The Number Of Individual Investors Soars In The Corporate Bond Market

SSI Securities analyst has just reported the impact of corporate bond channel on deposit interest rates. SSI said that according to the published business data and Hanoi Stock Exchange (HNX), the total amount of corporate bonds issued by the beginning of the year to date was estimated at 159 trillion dong, up 50 percent compared to the first six months of 2019. The number of growth in the issuance scale in the first six months of 2020 compared to the same period may be higher because the information is still released.

The total amount of circulating corporate bonds was estimated at 783 trillion dong, equivalent to 12.8 percent of the accumulated GDP of the last 12 months. The size of Vietnam’s corporate bond market grows on average 45 percent per year from 2017 to June 2020.

Not only strongly growing in the primary market, corporate bonds is also much more active in the secondary market. The number of corporate bonds listed on the HSX has increased from 14.2 trillion dong in 2017 to nearly 36 trillion dong as of June 30, 2020, equivalent to the average growth rate of 45 percent per year. The market liquidity is improving with the average trading value increasing by 80 percent per year from 2017 up to now but still at a modest level, about 3.2 trillion dong per month on average.

Transactions through agents including securities companies and banks still accounted for the majority. Not only acting as an intermediary for distribution, corporate bond investment funds significantly increased in the number of new openings and in assets managed (TCBF, VTBF, BVBF, VNFVFB, VCBF-FIF, etc.).

The strong growth in terms of scale, liquidity and accessibility has gradually changed corporate bonds from an institutional investment channel to a new investment option for individual customers.

In the annual report of TCBS, the company accounted for 82.4 percent of the market share of corporate bond trading on the HSX, said it had sold to individual investors in the market more than 30 trillion dong in 2019, an increase of 47 percent compared to 2018.

SSI estimates that the amount of corporate bonds that individual investors buy in 2019 on both secondary and primary is about 66 trillion dong, equivalent to 1.4 percent of the total residential deposit in the banking system. Although being small, the level of participation of individual investors in the corporate bond market is increasing rapidly.

Since the beginning of 2020, individual investors have directly purchased nearly 22.7 trillion dong of corporate bonds in the primary market, accounting for 15 percent of the total issuance, higher than the average of nearly 10 percent in 2019. Bonds of businesses issued in the first half of 2020 such as Sovico, Vinfast, Vincommerce, and Masan Group are strongly distributed to individual customers in the secondary market.

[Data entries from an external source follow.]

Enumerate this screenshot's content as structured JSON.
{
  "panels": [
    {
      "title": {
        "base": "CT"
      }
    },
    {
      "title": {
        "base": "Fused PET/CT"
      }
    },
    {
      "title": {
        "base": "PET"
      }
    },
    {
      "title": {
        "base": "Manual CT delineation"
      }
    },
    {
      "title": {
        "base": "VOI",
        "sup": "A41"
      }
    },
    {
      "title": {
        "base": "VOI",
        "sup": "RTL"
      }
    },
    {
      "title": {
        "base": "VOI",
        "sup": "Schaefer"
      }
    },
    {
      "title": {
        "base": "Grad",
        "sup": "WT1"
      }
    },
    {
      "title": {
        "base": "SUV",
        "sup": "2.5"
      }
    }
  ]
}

Individual investors should be cautious

The interest rate of corporate bonds is much higher than that of deposits which has a strong attraction to investors. However, profits often come with risks, bond ownership means that investors become creditors of issuing organisations and will face the risk of insolvency and illiquidity of businesses.

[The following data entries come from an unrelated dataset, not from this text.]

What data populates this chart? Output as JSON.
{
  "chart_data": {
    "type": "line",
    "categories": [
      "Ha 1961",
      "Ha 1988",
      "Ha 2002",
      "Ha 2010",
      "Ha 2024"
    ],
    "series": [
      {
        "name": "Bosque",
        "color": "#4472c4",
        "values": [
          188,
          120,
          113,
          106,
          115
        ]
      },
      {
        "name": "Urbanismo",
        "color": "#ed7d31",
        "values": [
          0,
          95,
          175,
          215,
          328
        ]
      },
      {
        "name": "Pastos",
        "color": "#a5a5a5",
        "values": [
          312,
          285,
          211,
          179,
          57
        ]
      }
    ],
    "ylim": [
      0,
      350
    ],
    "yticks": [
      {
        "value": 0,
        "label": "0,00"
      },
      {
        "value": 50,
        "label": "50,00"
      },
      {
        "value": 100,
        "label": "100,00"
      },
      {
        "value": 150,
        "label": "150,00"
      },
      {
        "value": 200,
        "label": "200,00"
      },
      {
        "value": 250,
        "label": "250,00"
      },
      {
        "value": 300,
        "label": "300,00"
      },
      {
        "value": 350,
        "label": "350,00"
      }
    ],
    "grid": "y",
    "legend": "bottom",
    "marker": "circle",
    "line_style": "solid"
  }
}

According to SSI, at present, there is not an independent intermediary unit rating corporate bonds, the self-assessment of bonds is beyond the ability of individual investors. Therefore, investors need to learn carefully about the capacity of the intermediary distribution organisation in fulfilling its commitment to repurchase before maturity with additional fees charged. In many cases, the fee can erode the gap with deposit rates.

Recently, commercial banks simultaneously reduced their deposit rates from 10-90bps depending on each term from July 1, 2020, recording the strongest interest rate reduction from the end of 2019 up to now. This interest rate has been 0.75 percent 1 percent lower for terms of less than six months and 1 percent 2 percent lower for terms of six months or more compared to the end of 2019, which loosened the gap with interest rates of corporate bonds.

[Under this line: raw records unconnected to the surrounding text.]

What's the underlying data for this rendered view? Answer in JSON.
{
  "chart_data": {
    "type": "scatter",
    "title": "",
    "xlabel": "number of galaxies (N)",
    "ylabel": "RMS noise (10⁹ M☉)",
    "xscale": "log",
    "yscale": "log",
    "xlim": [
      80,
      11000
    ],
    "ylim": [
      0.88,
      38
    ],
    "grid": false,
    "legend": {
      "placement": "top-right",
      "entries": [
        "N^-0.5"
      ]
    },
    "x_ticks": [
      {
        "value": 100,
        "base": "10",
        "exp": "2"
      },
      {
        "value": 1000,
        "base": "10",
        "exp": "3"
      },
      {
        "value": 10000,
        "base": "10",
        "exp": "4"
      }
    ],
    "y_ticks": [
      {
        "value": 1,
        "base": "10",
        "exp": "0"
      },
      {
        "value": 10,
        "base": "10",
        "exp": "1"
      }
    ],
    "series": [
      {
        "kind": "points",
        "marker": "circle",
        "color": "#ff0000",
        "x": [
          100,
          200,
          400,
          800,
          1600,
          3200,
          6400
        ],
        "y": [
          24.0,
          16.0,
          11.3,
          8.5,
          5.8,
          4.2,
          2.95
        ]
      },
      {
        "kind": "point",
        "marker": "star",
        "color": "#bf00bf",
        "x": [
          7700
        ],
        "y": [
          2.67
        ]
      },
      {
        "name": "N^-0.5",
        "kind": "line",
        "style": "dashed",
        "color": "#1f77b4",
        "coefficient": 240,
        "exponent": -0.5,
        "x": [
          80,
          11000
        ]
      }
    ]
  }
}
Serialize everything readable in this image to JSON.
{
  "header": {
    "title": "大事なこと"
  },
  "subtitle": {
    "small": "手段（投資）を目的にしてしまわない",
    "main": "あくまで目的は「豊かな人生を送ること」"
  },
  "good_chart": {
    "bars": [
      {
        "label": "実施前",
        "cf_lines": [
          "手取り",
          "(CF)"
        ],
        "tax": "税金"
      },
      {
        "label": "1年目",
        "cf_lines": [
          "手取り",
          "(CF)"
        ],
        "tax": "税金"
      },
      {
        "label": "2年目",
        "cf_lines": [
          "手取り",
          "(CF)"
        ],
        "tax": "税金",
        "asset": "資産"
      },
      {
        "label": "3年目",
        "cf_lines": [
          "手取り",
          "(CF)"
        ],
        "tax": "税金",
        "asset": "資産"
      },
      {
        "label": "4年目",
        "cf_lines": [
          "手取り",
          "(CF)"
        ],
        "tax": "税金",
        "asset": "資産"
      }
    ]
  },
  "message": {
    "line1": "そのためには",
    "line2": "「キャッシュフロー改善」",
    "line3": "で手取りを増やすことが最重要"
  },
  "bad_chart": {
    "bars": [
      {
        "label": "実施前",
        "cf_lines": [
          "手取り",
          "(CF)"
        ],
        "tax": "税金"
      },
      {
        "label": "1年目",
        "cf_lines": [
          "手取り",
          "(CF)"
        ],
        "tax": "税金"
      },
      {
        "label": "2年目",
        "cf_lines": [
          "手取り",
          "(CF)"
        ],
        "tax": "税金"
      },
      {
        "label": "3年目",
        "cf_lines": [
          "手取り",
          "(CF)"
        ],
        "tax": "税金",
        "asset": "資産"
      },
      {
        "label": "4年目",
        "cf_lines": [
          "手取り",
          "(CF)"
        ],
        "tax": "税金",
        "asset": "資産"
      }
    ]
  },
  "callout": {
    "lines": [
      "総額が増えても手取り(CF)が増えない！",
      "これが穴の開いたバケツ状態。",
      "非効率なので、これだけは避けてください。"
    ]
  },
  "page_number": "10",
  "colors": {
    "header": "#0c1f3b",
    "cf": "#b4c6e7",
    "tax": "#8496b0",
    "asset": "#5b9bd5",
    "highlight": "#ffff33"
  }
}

SSI said that the recent sharp increase in corporate bond issuance could be an accelerating step before the draft revision of Decree 163 in the direction of tightening individual bonds comes into effect. After two years of acceleration, the number of outstanding corporate bonds in circulation is already quite large and may be one of the factors that make it difficult for deposit rates to decrease much in the second half of 2020.